To prove it, Joyce laid out a timeline of attacks carried out by Russia against Ukraine in the months leading up to and through the war, ranging from website defacements and DDoS attacks to the deployment of damaging wiper malware and a major hack of satellite provider Viasat right before the invasion started, something Victor Zhora, deputy head of Ukraine’s State Special Communications Service told reporters caused significant damage to Ukrainian communications infrastructure.
If you go back further, Ukraine’s Security Service suffered a multi-day DDoS attack against its website February 2021, and beat back an effort to hack their classified military systems in March of the same year. Both campaigns were attributed to the Russian government. (Hat tip to the Center for Strategic and International Studies)
Throw in the operations of “vigilante” hacking groups working on behalf of both Ukraine (the IT Army) and Russia (where Joyce and other officials worry ransomware gangs will soon be co-opted for state-directed hacks if they haven’t been already), the level of hacking leading up to and throughout the war has lived up to the billing.

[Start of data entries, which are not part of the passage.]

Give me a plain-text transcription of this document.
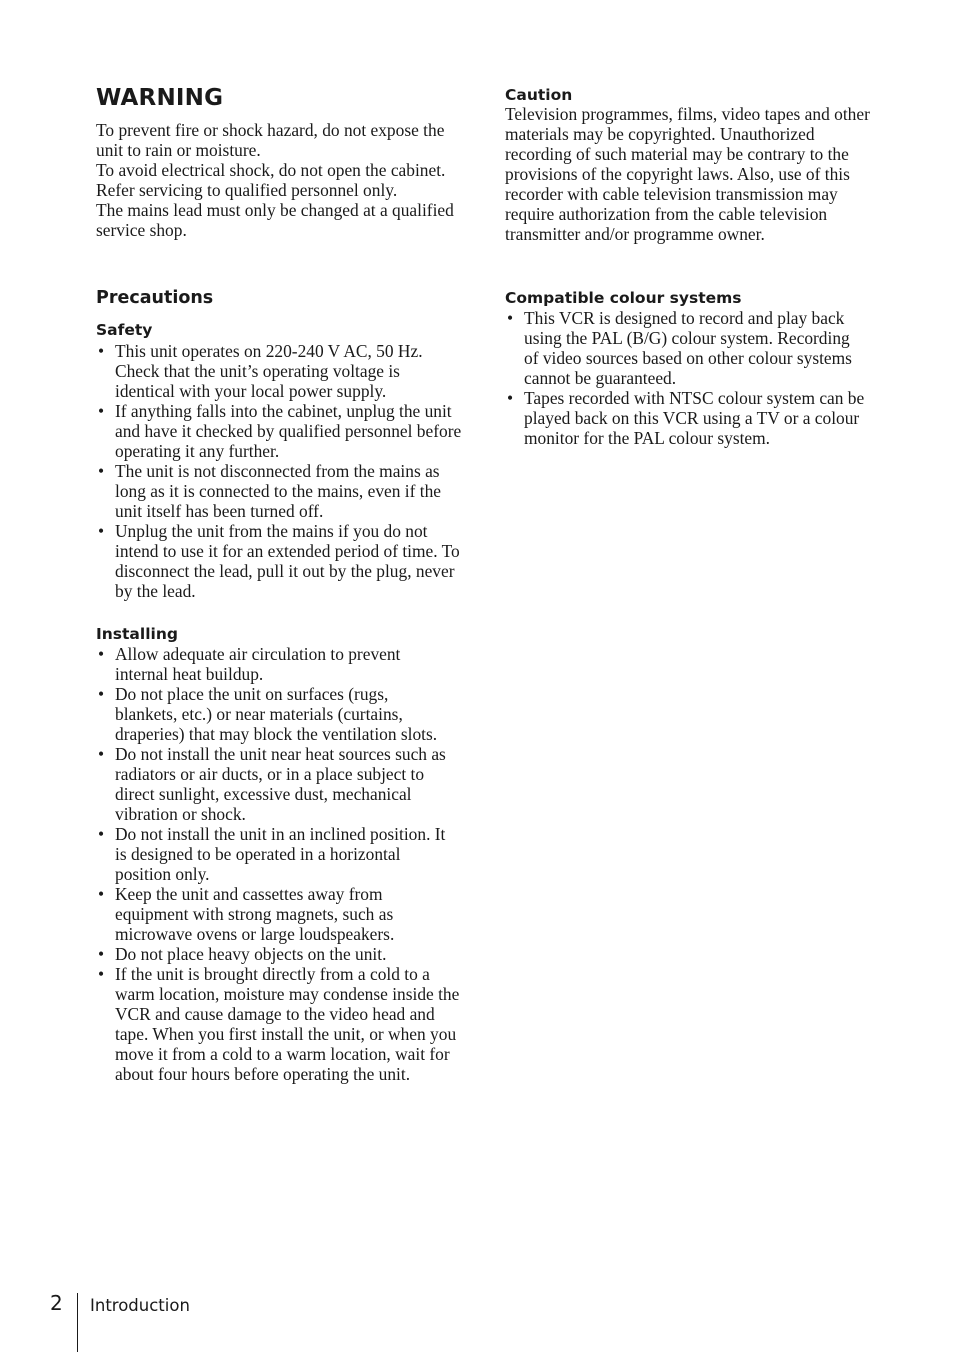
WARNING

To prevent fire or shock hazard, do not expose the unit to rain or moisture.

To avoid electrical shock, do not open the cabinet. Refer servicing to qualified personnel only.

The mains lead must only be changed at a qualified service shop.

Precautions
Safety
• This unit operates on 220-240 V AC, 50 Hz. Check that the unit’s operating voltage is identical with your local power supply.
• If anything falls into the cabinet, unplug the unit and have it checked by qualified personnel before operating it any further.
• The unit is not disconnected from the mains as long as it is connected to the mains, even if the unit itself has been turned off.
• Unplug the unit from the mains if you do not intend to use it for an extended period of time. To disconnect the lead, pull it out by the plug, never by the lead.
Installing
• Allow adequate air circulation to prevent internal heat buildup.
• Do not place the unit on surfaces (rugs, blankets, etc.) or near materials (curtains, draperies) that may block the ventilation slots.
• Do not install the unit near heat sources such as radiators or air ducts, or in a place subject to direct sunlight, excessive dust, mechanical vibration or shock.
• Do not install the unit in an inclined position. It is designed to be operated in a horizontal position only.
• Keep the unit and cassettes away from equipment with strong magnets, such as microwave ovens or large loudspeakers.
• Do not place heavy objects on the unit.
• If the unit is brought directly from a cold to a warm location, moisture may condense inside the VCR and cause damage to the video head and tape. When you first install the unit, or when you move it from a cold to a warm location, wait for about four hours before operating the unit.
Caution

Television programmes, films, video tapes and other materials may be copyrighted. Unauthorized recording of such material may be contrary to the provisions of the copyright laws. Also, use of this recorder with cable television transmission may require authorization from the cable television transmitter and/or programme owner.

Compatible colour systems
• This VCR is designed to record and play back using the PAL (B/G) colour system. Recording of video sources based on other colour systems cannot be guaranteed.
• Tapes recorded with NTSC colour system can be played back on this VCR using a TV or a colour monitor for the PAL colour system.
2 Introduction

Zhora said recently that his country’s work building up digital resilience in the face of relentless Russian cyberattacks in prior years has positioned them well to beat back many attempted hacks. Joyce largely agreed with that view, saying the excellence of Ukraine’s defensive posture was likely “a contributing factor” to initial impressions that predictions of cyberwar were overblown.
On the prospects of Russia drafting ransomware gangs into the war effort, Joyce said global economic sanctions imposed on Moscow led by the U.S. Treasury Department and European allies have made it harder for these criminal hacking groups to extract ransom payments from victims and purchase command and control infrastructure to carry out their attacks.
“People were asking ‘Well you know, I’m not sure we’re seeing a dip in ransomware, how do you know this; can you show me?' I would just say: how did we know? Really? We’re NSA,” said Joyce, alluding to the agency’s core mission of collecting signals intelligence. “We heard them say they can’t get their money out. We heard them say that they can’t buy infrastructure.”
Those successes are likely temporary, he said, but it does demonstrate that it is possible to make life harder for the criminal gangs that have been extorting and terrorizing businesses and governments from the safety of Russia.
“Like all of us, they will adapt, they’ll find new ways and we are seeing an uptick in some areas as they solve these problems, but it does show that there are levers that can be applied to this problem,” he said.